Jefferson-Houston’s Parent Teacher Association is hoping to secure a $10,000 grant from a local nonprofit for afterschool activities and a planned summer learning program called All About Alexandria.

Helen Morris, who serves as treasurer for the association, submitted an application to ACT for Alexandria, outlining Jefferson-Houston students’ need for cultural enrichment.

“Almost 75 percent of the 360 students at [Jefferson-Houston] live in poverty,” she wrote. “In their world, travel, art or music lessons and academic enrichment outside school — opportunities middle-class families take for granted — are simply out of reach.”

Jefferson-Houston’s PTA — with an annual budget of around $8,000 — cannot provide the kind of enrichment programs that other Alexandria public schools enjoy.

“Because of our parents’ financial constraints, we cannot raise the level of funds we need within our own school community,” Morris said.

Though Jefferson-Houston regularly receives funding from the state, association work relies solely on the community, according to Morris.

In ACT for Alexandria’s first Caring for Kids Grant Challenge, the nonprofit will award three grants — of $10,000, $7,500 and $2,500 — based on the needs of at-risk kids from birth to 18 in the areas of health, well-being, education, afterschool programs or early childcare.

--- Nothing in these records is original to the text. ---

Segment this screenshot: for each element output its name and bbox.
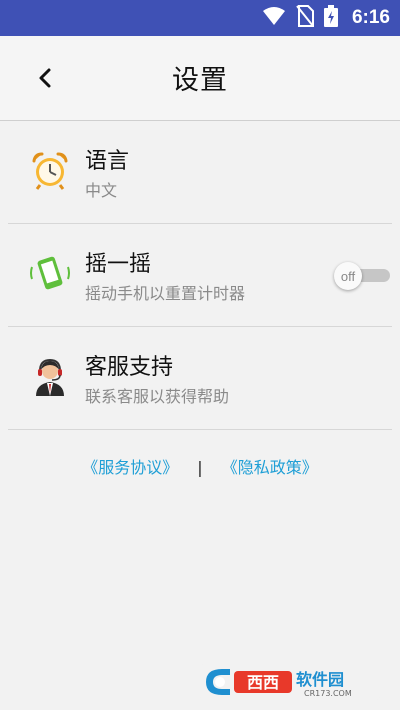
watermark-logo: 西西 软件园 CR173.COM — [200, 664, 380, 700]
toolbar: 设置 — [0, 36, 400, 121]
svg-text:软件园: 软件园 — [296, 670, 344, 689]
shake-title: 摇一摇 — [85, 252, 152, 277]
support-title: 客服支持 — [85, 355, 174, 380]
page-title: 设置 — [172, 65, 228, 96]
no-sim-icon — [296, 5, 314, 31]
support-description: 联系客服以获得帮助 — [85, 387, 230, 406]
shake-setting: 摇一摇 摇动手机以重置计时器 off — [8, 224, 392, 327]
battery-charging-icon — [323, 5, 338, 31]
language-setting[interactable]: 语言 中文 — [8, 121, 392, 224]
support-setting[interactable]: 客服支持 联系客服以获得帮助 — [8, 327, 392, 430]
status-bar: 6:16 — [0, 0, 400, 36]
svg-text:CR173.COM: CR173.COM — [304, 689, 352, 698]
svg-text:西西: 西西 — [247, 673, 279, 692]
language-value: 中文 — [85, 181, 118, 200]
status-time: 6:16 — [351, 7, 390, 28]
legal-links: 《服务协议》 | 《隐私政策》 — [0, 454, 400, 478]
settings-list: 语言 中文 摇一摇 摇动手机以重置计时器 off 客服支持 联系客服以获得帮助 — [0, 121, 400, 430]
customer-service-icon — [30, 356, 70, 396]
shake-phone-icon — [30, 253, 70, 293]
alarm-clock-icon — [30, 150, 70, 190]
shake-description: 摇动手机以重置计时器 — [85, 284, 246, 303]
link-separator: | — [197, 458, 203, 477]
status-icons: 6:16 — [262, 0, 390, 36]
language-title: 语言 — [85, 149, 130, 174]
privacy-policy-link[interactable]: 《隐私政策》 — [222, 458, 318, 477]
toggle-knob: off — [334, 262, 362, 290]
terms-of-service-link[interactable]: 《服务协议》 — [82, 458, 178, 477]
shake-toggle[interactable]: off — [332, 262, 392, 290]
wifi-icon — [262, 6, 286, 30]
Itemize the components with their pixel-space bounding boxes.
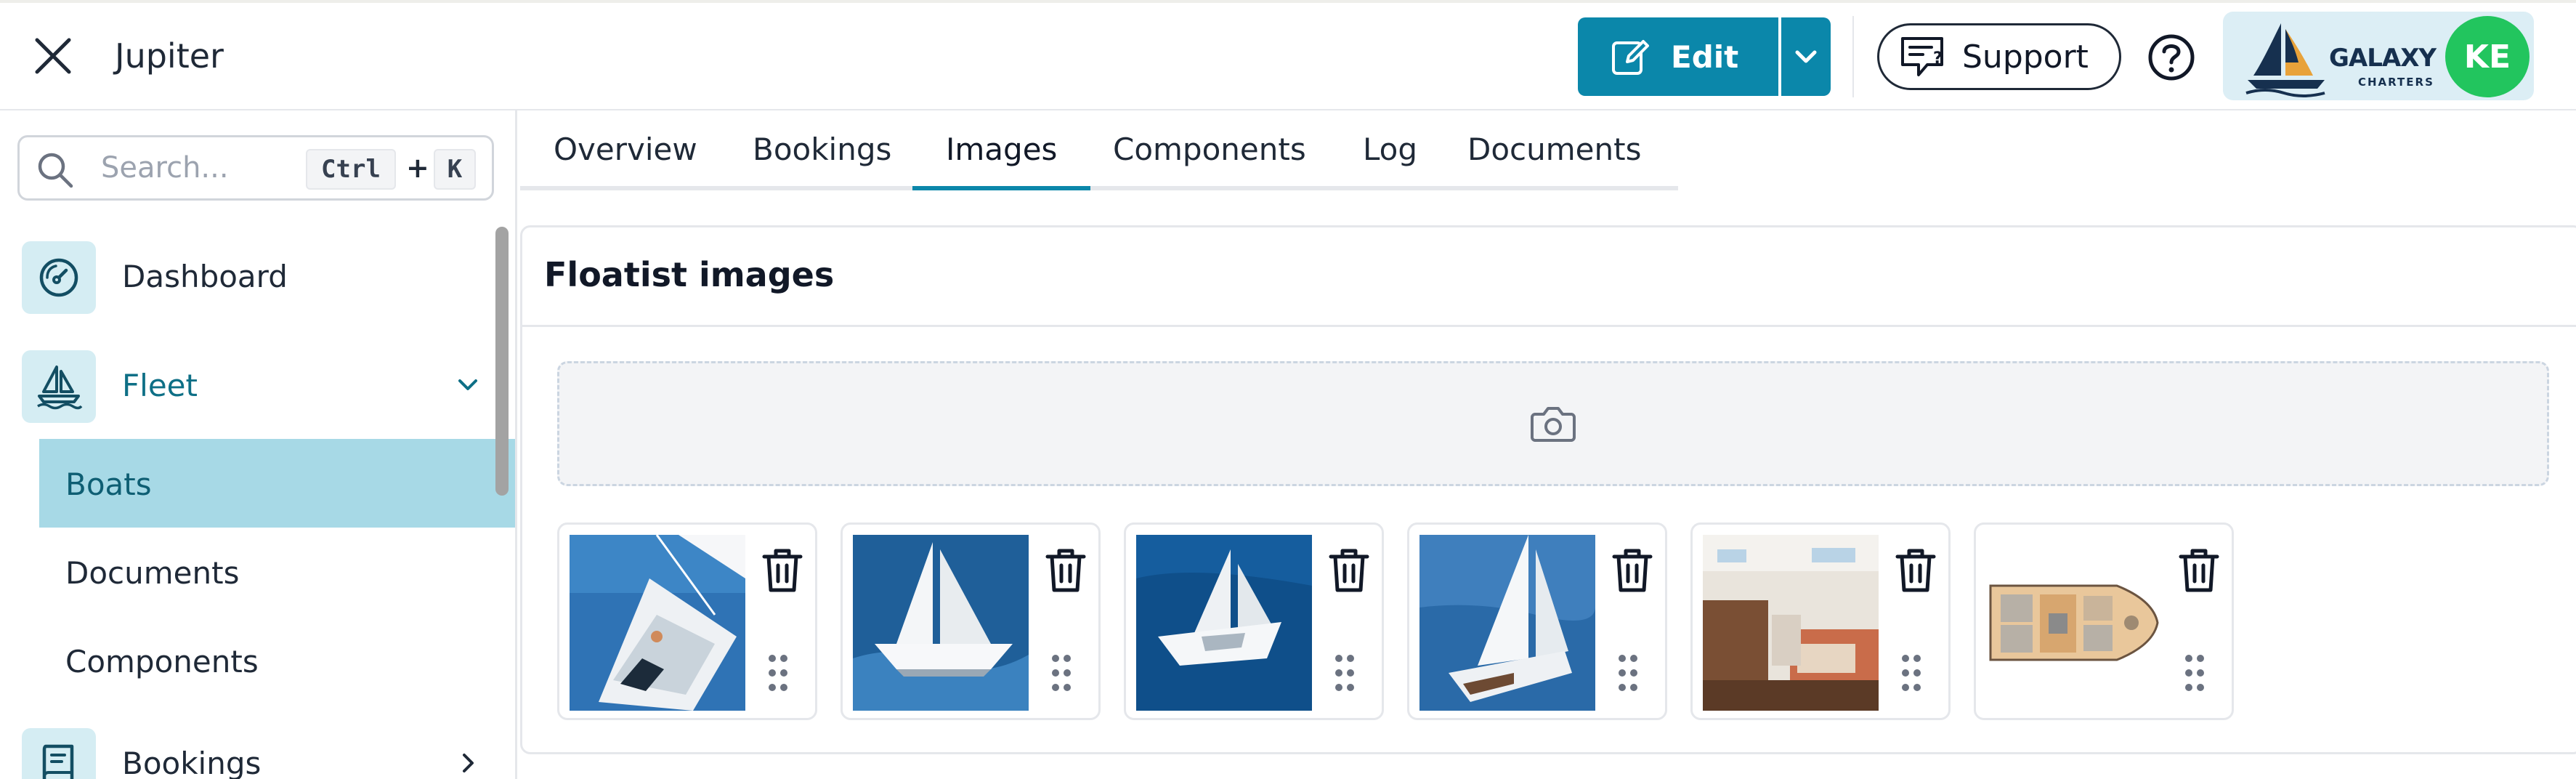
drag-handle-icon[interactable] [1049,653,1074,693]
cabin-photo[interactable] [1703,535,1879,711]
tab-label: Components [1113,132,1306,167]
image-thumbnail[interactable] [1124,522,1384,720]
image-thumbnail[interactable] [841,522,1101,720]
active-tab-indicator [912,186,1091,190]
nav-icon-tile [22,350,96,423]
tab-overview[interactable]: Overview [520,128,731,186]
images-card: Floatist images [520,225,2576,754]
sailboat-icon [37,366,83,410]
close-button[interactable] [26,29,80,83]
image-thumbnail[interactable] [1974,522,2234,720]
drag-handle-icon[interactable] [1616,653,1640,693]
boat-photo[interactable] [1419,535,1595,711]
tab-bookings[interactable]: Bookings [719,128,925,186]
tab-label: Overview [554,132,697,167]
chevron-down-icon [1795,50,1817,63]
boat-photo[interactable] [570,535,745,711]
sidebar-subitem-boats[interactable]: Boats [39,439,515,528]
tab-bar: Overview Bookings Images Components Log … [520,110,1678,190]
search-box[interactable]: Ctrl + K [17,135,494,201]
sidebar-subitem-documents[interactable]: Documents [39,528,515,616]
page-title: Jupiter [115,36,224,76]
tab-label: Bookings [753,132,892,167]
support-button[interactable]: ? Support [1877,23,2121,90]
support-chat-icon: ? [1901,37,1943,76]
tab-components[interactable]: Components [1080,128,1340,186]
sidebar-item-dashboard[interactable]: Dashboard [0,234,509,321]
edit-button-label: Edit [1671,39,1739,75]
tab-label: Images [946,132,1058,167]
drag-handle-icon[interactable] [1332,653,1357,693]
sidebar-item-fleet[interactable]: Fleet [0,343,509,430]
sidebar-item-label: Dashboard [122,259,288,294]
boat-photo[interactable] [853,535,1029,711]
image-upload-dropzone[interactable] [557,361,2549,486]
trash-icon[interactable] [1893,546,1938,594]
nav-icon-tile [22,728,96,779]
drag-handle-icon[interactable] [2182,653,2207,693]
card-title: Floatist images [544,255,835,294]
sidebar-scrollbar[interactable] [495,227,509,496]
trash-icon[interactable] [2176,546,2221,594]
search-input[interactable] [100,148,317,188]
tab-images[interactable]: Images [912,128,1091,190]
tab-documents[interactable]: Documents [1434,128,1674,186]
chevron-down-icon [458,379,477,390]
sidebar-subitem-components[interactable]: Components [39,616,515,705]
tab-label: Log [1363,132,1418,167]
brand-subtitle: CHARTERS [2358,76,2434,89]
image-thumbnail[interactable] [1690,522,1951,720]
shortcut-plus: + [406,152,429,184]
edit-button[interactable]: Edit [1578,17,1778,96]
trash-icon[interactable] [1327,546,1372,594]
card-divider [522,325,2576,327]
tab-log[interactable]: Log [1329,128,1451,186]
edit-options-button[interactable] [1781,17,1831,96]
search-icon [38,153,73,188]
tab-label: Documents [1467,132,1642,167]
sidebar-item-label: Bookings [122,746,262,779]
sidebar-item-label: Fleet [122,368,198,403]
top-hairline [0,0,2576,3]
camera-icon [1531,407,1576,442]
chevron-right-icon [463,754,474,772]
top-header: Jupiter Edit ? Support GALAXY CHARTERS K… [0,0,2576,110]
brand-name: GALAXY [2329,44,2437,73]
drag-handle-icon[interactable] [1899,653,1924,693]
boat-photo[interactable] [1136,535,1312,711]
book-icon [42,744,74,779]
user-avatar[interactable]: KE [2445,16,2530,97]
image-thumbnail[interactable] [557,522,817,720]
trash-icon[interactable] [760,546,805,594]
trash-icon[interactable] [1043,546,1088,594]
close-icon [35,38,71,74]
deck-plan-image[interactable] [1986,535,2162,711]
nav-icon-tile [22,241,96,314]
help-icon[interactable] [2146,32,2197,83]
header-divider [1852,16,1854,97]
drag-handle-icon[interactable] [766,653,790,693]
gauge-icon [39,258,78,297]
svg-text:?: ? [1933,49,1943,68]
shortcut-k-key: K [434,149,476,190]
pencil-icon [1612,40,1649,75]
trash-icon[interactable] [1610,546,1655,594]
tab-bar-baseline [520,186,1678,190]
sidebar: Ctrl + K Dashboard Fleet [0,110,517,779]
sidebar-subitem-label: Components [65,644,259,679]
sidebar-item-bookings[interactable]: Bookings [0,721,509,779]
image-thumbnail[interactable] [1407,522,1667,720]
shortcut-ctrl-key: Ctrl [306,149,396,190]
sidebar-subitem-label: Documents [65,555,240,591]
sidebar-subitem-label: Boats [65,467,152,502]
sailboat-logo-icon [2245,23,2325,97]
support-button-label: Support [1962,38,2089,76]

With the extra cash, the PTA would fund All About Alexandria – a summer learning program designed to provide students with opportunities to apply what they learn in the classroom to real-life situations. The program would include field trips and afterschool programs that give students a look into the history, geography and culture of Alexandria and the region.

“[Jefferson-Houston] sits just miles from many historically significant places, but they are worlds away for our students,” Morris said. “Few of [our students] have visited Mount Vernon, walked the Manassas battlefield, heard a Kennedy Center performance or visited the Natural 
History Museum.”

The grant also would provide stipends for Jefferson-Houston’s afterschool choral, band and orchestra teachers.

“We really believe that music can serve a lot of great educational purposes, and we’d like more time for our kids to be able to do music,” Morris said.

Jefferson-Houston students can participate in martial arts, chess club, Girl Scouts or dance team after school. But with such limited opportunities, many students are unable to participate.

“We provide some afterschool enrichment programs through our PTA … but we’d like to expand that to things like a debate club, school newspaper and author visitor series,” Morris said.

Parents like Delphine Stewart, whose three children attend the school, say the grant will help provide Jefferson-Houston students with even the most common school materials, such as yearbooks.

“Things that you and I took for granted just because they were there — like a drama club and intramural sports — aren’t there for these kids,” she said.
ACT for Alexandria will announce the grant winners August 1.